In this post we will look at how to install Microsoft official version of OpenSSH for Windows. This guid was prepared for Windows 10.
- Download the OpenSSH Windows binaries (https://github.com/PowerShell/Win32-OpenSSH/releases/) and extract it into C:\Program Files\OpenSSH
- Open terminal as
administrator and go to the folder:
[pre class="brush:bash"]cd C:\Program Files\OpenSSH[/pre]
- Install sshd and ssh-agent
[pre class="brush:bash"]powershell.exe -ExecutionPolicy ByPass -File .\install-sshd.ps1[/pre]
- Setup SSH host keys (generate all the 'host; keys that sshd expects when it starts)
[pre class="brush:bash"].\ssh-keygen.exe -A[/pre]
- Securing the SSH host keys
- Start service ssh-agent (Control Panel -> Administrative Tools -> Services -> ssh-agent -> Start the service)
- Download PsExec.exe (https://technet.microsoft.com/en-us/sysinternals/pxexec.aspx?f=255&MSPPError=-2147217396)
- Launch terminal as administrator and enter the following command after going into the folder [pre class="brush:bash"]psexec.exe -i -s cmd.exe[/pre]
- A new cmd window will open and enter the following commands to encrypt the keys (after going into the OpenSSH folder) [pre class="brush:bash"]ssh-add ssh_host_dsa_key
- Host keys are now securely stored by the ssh-agent, private key files can be now removed
- Create an inbound firewall rule to allow ssh traffic[pre class="brush:bash"]netsh advfirewall firewall add rule name='SSH Port' dir=in action=allow protocol=TCP localport=22[/pre]
- If you are going to be doing key-based authentication, run the following setup the key-auth package [pre class="brush:bash"]Powershell.exe -ExecutionPolicy ByPass -File .\install-sshlsa.ps1[/pre]
- Restart the computer
- Start the service and/or configure automatic start:
- Go to Control Panel > System and Security > Administrative Tools and open Services.
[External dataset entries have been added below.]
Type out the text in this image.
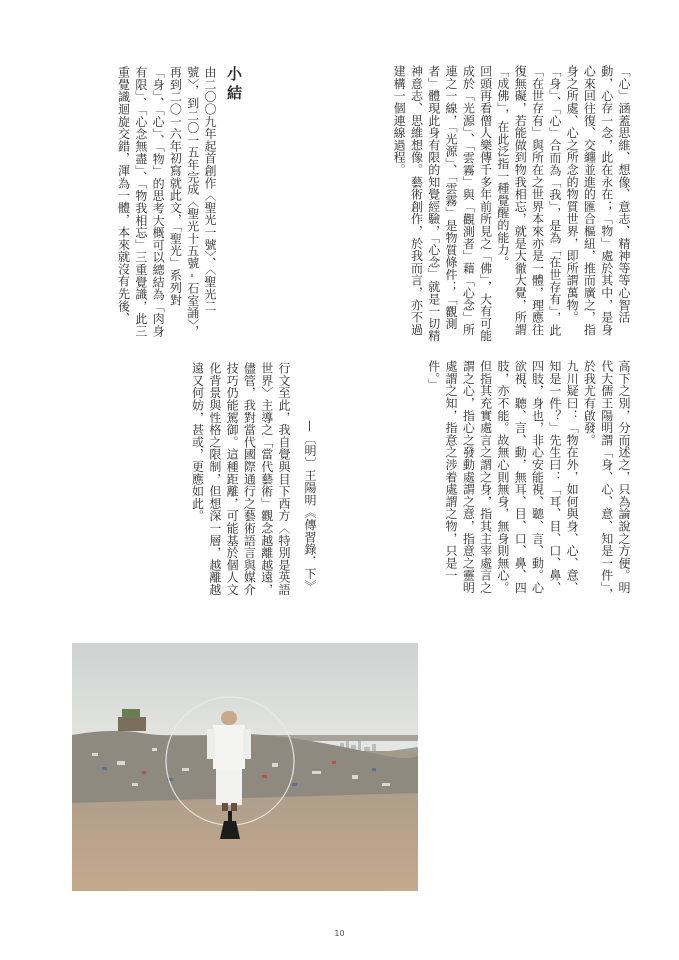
「心」涵蓋思維、想像、意志、精神等等心智活動，心存一念，此在永在；「物」處於其中，是身心來回往復、交纏並進的匯合樞紐，推而廣之，指身之所處、心之所念的物質世界，即所謂萬物。「身」、「心」合而為「我」，是為「在世存有」，此「在世存有」與所在之世界本來亦是一體，理應往復無礙，若能做到物我相忘，就是大徹大覺，所謂「成佛」，在此泛指一種覺醒的能力。
回頭再看僧人樂傳千多年前所見之「佛」，大有可能成於「光源」、「雲霧」與「觀測者」藉「心念」所連之一線，「光源」、「雲霧」是物質條件；「觀測者」體現此身有限的知覺經驗，「心念」就是一切精神意志、思維想像。藝術創作，於我而言，亦不過建構一個連線過程。
小結
由二〇〇九年起首創作〈聖光一號〉、〈聖光二號〉，到二〇一五年完成〈聖光十五號 - 石室誦〉，再到二〇一六年初寫就此文，「聖光」系列對「身」、「心」、「物」的思考大概可以總結為「肉身有限」、「心念無盡」、「物我相忘」三重覺識，此三重覺識迴旋交錯，渾為一體，本來就沒有先後、
高下之別，分而述之，只為論說之方便。明代大儒王陽明謂「身、心、意、知是一件」，於我尤有啟發。
九川疑曰：「物在外，如何與身、心、意、知是一件？」先生曰：「耳、目、口、鼻、四肢，身也，非心安能視、聽、言、動。心欲視、聽、言、動，無耳、目、口、鼻、四肢，亦不能。故無心則無身，無身則無心。但指其充實處言之謂之身，指其主宰處言之謂之心，指心之發動處謂之意，指意之靈明處謂之知，指意之涉着處謂之物，只是一件。」
—〔明〕王陽明《傳習錄．下》
行文至此，我自覺與目下西方〈特別是英語世界〉主導之「當代藝術」觀念越離越遠，儘管，我對當代國際通行之藝術語言與媒介技巧仍能駕御。這種距離，可能基於個人文化背景與性格之限制，但想深一層，越離越遠又何妨，甚或，更應如此。
10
Locate SSHD service.
- If you want the server to start automatically when your machine is started: Go to Action > Properties. In the Properties dialog, change Startup type to Automatic and confirm.
- If you want to restart these services when they crash (double click on sshd -> Recovery -> Select all failures to "Restart the service"
- Start the SSHD service by clicking the Start the service.
- Connecting to the server
- In Moba Xterm, Open sessions -> select SFTP and then provide the IP address and the user name and connect as usual.